4 Le quattro storie di merda ce lo fanno anche detestare, perché abbiamo ancora dentro il calore dell’ “amorosa mancanza” e perché nella sua deviazione da “lei” appare molto italiano (“spreco di sè”), però poi c’è il tragico del villaggio vacanze, e quindi … Vai con l’immedesimazione da spiaggia! E quell’epilogo non torna …
lo sai che c’è Genna? C’è che fumo un miolione di sigarette al giorno sapendo che mi porteranno lentamente alla morte. un morto che cammina fumando, pienamente cosciente. C’è che se tranne pochi lampi per pochi lassi di tempo tutte le genti che incontri se intavoli un simile De Profundis che bene o male intono da solo dal 98 (tempi di liceo) la gente si rompe il cazzo e resti te e le tue parole, te le tue copie. Siamo solo, moriremo soli, ridendo di tutte le facce da cazzo, di destra, sinistra e centro che formicolano, formicolano, per sfuggire da loro stessi. tutto qui, Basta saperlo, sedersi ed aspettare. Tutto qui
fabio, l’italia è una cloaca di zombie. :)))
Venuto al mondo, Margaret Mazzantini: questa è Letteratura, vera Letteratura. Leggetelo, punto e basta.
Confesso un mio limite: ho pregiudizi nei confronti dei figli dei repubblichini (R.S.I). Ho avuto due Genitori meravigliosi (li ho adorati) ma non avrei esitato ad ammazzarli se fossero stati repubblichini. L’unico dovere che un figlio sano ha nei confronti dei genitori repubblichini (o ex, fa lo stesso) è quello di sopprimerli: in nome della decenza, dell’umanità, della carità, della dignità!!!
Si stava giusto discutendo col sodale Rendo del fallimento che a nostro avviso e’ diventato il web letterario italico 2008 e l’intervista al Genna ne riprende molti spunti su scala piu’ grande, nazionale: termitaio, marginalita’, empatia rotta, ironia, scomparsa del tragico.

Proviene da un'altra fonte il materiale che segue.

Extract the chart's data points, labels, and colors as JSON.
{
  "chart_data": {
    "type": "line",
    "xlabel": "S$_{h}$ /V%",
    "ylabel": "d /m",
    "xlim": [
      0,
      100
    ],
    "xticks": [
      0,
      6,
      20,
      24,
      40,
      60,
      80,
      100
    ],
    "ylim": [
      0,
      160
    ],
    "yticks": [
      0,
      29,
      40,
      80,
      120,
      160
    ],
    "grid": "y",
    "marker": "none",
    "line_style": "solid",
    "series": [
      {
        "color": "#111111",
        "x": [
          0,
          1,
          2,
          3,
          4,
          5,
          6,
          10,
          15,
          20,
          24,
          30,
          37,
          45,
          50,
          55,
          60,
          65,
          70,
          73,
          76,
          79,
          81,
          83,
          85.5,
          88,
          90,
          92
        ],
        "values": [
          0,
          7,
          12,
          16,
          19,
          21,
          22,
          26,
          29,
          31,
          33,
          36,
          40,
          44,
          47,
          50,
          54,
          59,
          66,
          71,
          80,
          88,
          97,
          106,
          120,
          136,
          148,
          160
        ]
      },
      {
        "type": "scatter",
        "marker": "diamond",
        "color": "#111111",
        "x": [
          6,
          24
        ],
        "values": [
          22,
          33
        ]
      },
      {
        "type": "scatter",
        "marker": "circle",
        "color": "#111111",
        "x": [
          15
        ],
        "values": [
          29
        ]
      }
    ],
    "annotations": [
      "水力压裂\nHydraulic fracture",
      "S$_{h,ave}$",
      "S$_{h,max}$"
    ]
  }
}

Da un punto di vista modellistico, diremmo che ormai siamo un sistema ad emergenza zero: dall’insieme delle singole azioni e delle micro aggregazioni, non emerge nulla, non un senso comunitario qui, non una coscienza sociale piu’ su; o forse, quello che pure emergerebbe, annega nella corrente del flusso epifenomenico, entropico e stolidamente caotico.
Come se ne viene fuori? Non so: una guerra, un katechon, un lento afflosciamento di questa merda elastica nella quale siamo finiti come microcosmo e come nazione. Quasi tutte le grandi narrazioni sociali, da quelle religiose a quelle politiche, sono basate su un viaggio di emancipazione rispetto allo stato iniziale brado. Ma qui il viaggio s’e’ interrotto, la celia ha sostituito il bisogno.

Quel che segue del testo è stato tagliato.